Friday, December 28, 2007

Can polka dots build confidence?

I had to wait over a week to blog about this story I came across about hockey gear for girls because I was so irate about the ways in which people like to break gender barriers by reifying gender stereotypes.
A mother in Maine found it impossible to find hockey gear for girls for her daughter, Bela, a kindergartner.
"There was nothing but black - you know, boy's stuff," according to Anna Carol Alvarez Cloutier. She joined forces with another hockey mom, Justine Carlisle, who has two daughters who play the sport and they created a line of gear for girls called BelaHockey.
Before I begin my rant, I want to say that gear that fits properly is of the utmost importance. Frequently, throughout history, as women have entered sports that have been traditionally masculine they have had to improvise the gear. While there are plenty of options for women these days who want to gear up for the gym, for yoga, tennis, swimming, etc., those who play sports where men still dominate (in terms of numbers) like ice hockey, sometimes have to make do with ill-fitting gear or undertake some creative improvisations. I know some women who buy boys' gear, which can actually be beneficial in terms of cost but certainly does not work for all women.
If this was the issue Cloutier and Carlisle were addressing I would be on board. But it's not, as evidenced by the gear they have available: personalized polka-dot sticks in colors such as blue/purple and pink/purple, and "colorful" socks (there's a picture of black and hot pink striped ones at the above link), t-shirts, hats, and gear bags.
Their mission has been to overcome the(ir) reality that "girls might be playing hockey but they had to dress like boys."
And here is the problem: what is this "like boys"? Girls doing or being "like boys" in the context of sport (and elsewhere of course) has been quite problematic. When you're talking about 5-year olds, there is no issue of size difference. All the gear should fit regardless of gender. I wish it wasn't labelled by gender. I wish you didn't have to go and buy boys' hockey pants. But I also wish that sizing in general was gender-neutral.
Cloutier has said the line isn't about making hockey-playing girls look pretty but rather "it's about letting them know that hockey is a sport for girls as well as boys. It's about building confidence in girls, letting them know it's a girl's sport, too."
Well if they're playing it--they should know. Okay that's a bit simplistic and naive and assumes a pretty high level of feminist consciousness in 5-year olds. But many parents these days, and certainly the ones who enroll their daughters in ice hockey, are telling their girls that they can do anything. And why wouldn't girls believe that? Because when they go shopping for sticks and socks they find colors that are not pink and purple?
Remember, it's likely those same parents, following the same hegemonic gender order, who help construct the "girls like 'girly' colors." A fact that Cloutier herself basically acknowledges when she talks about expanding the line: "some girls aren't into pink and purple so we're going to add sportier colors."
She just reified the impossible dilemma women who have entered traditionally masculine or more physically aggressive sports constantly face: you can be girly or you can be sporty.
Making pink socks and sticks is not going to eradicate that binary. Is this really the way we want to attract girls to ice hockey anyway? Telling them, don't worry, you can play hockey and still wear pink? That may work for a while with 5- and 6-year olds but those girls will still face the be girly or be sporty dilemma as they get older; except that "sporty" frequently slips into dyke-y as girls become teenagers.
Polka dots will not make that situation better.

2 comments:

Gender Blank said...

What this woman doesn't realize is that she's reinforcing the idea that the default athlete is male. Making pink or polka-dotted sports equipment otherizes female athletes. Not much different from calling her daughter's team the Lady Whatevers. As though the real thing isn't for girls unless it expressly says so in some culturally-mandated-gender-role kind of way. Which only serves to mark female athletes as different from real ones.
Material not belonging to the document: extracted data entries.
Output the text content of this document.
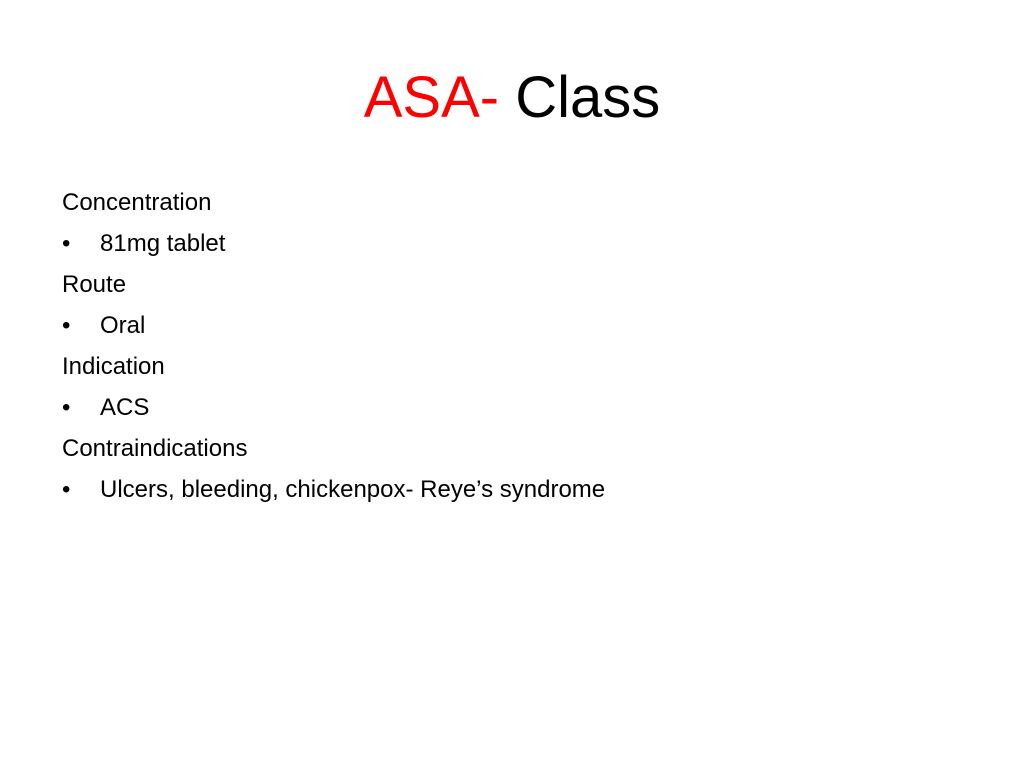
ASA- Class
Concentration
• 81mg tablet
Route
• Oral
Indication
• ACS
Contraindications
• Ulcers, bleeding, chickenpox- Reye’s syndrome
If she really cares about sending the message that hockey is a sport for girls, too, why doesn't she just start a campaign that invites girls to play? It's amazing how easily kids get interested in things if they are simply asked to join in. If you build it, they will come, and all that.

The pinkification of sport is sending a mixed message at best.

Anonymous said...

I think this also sends a message to girls that if they want to play sports they need to look pretty while playing, otherwise they will - horror of horrors! - look like boys.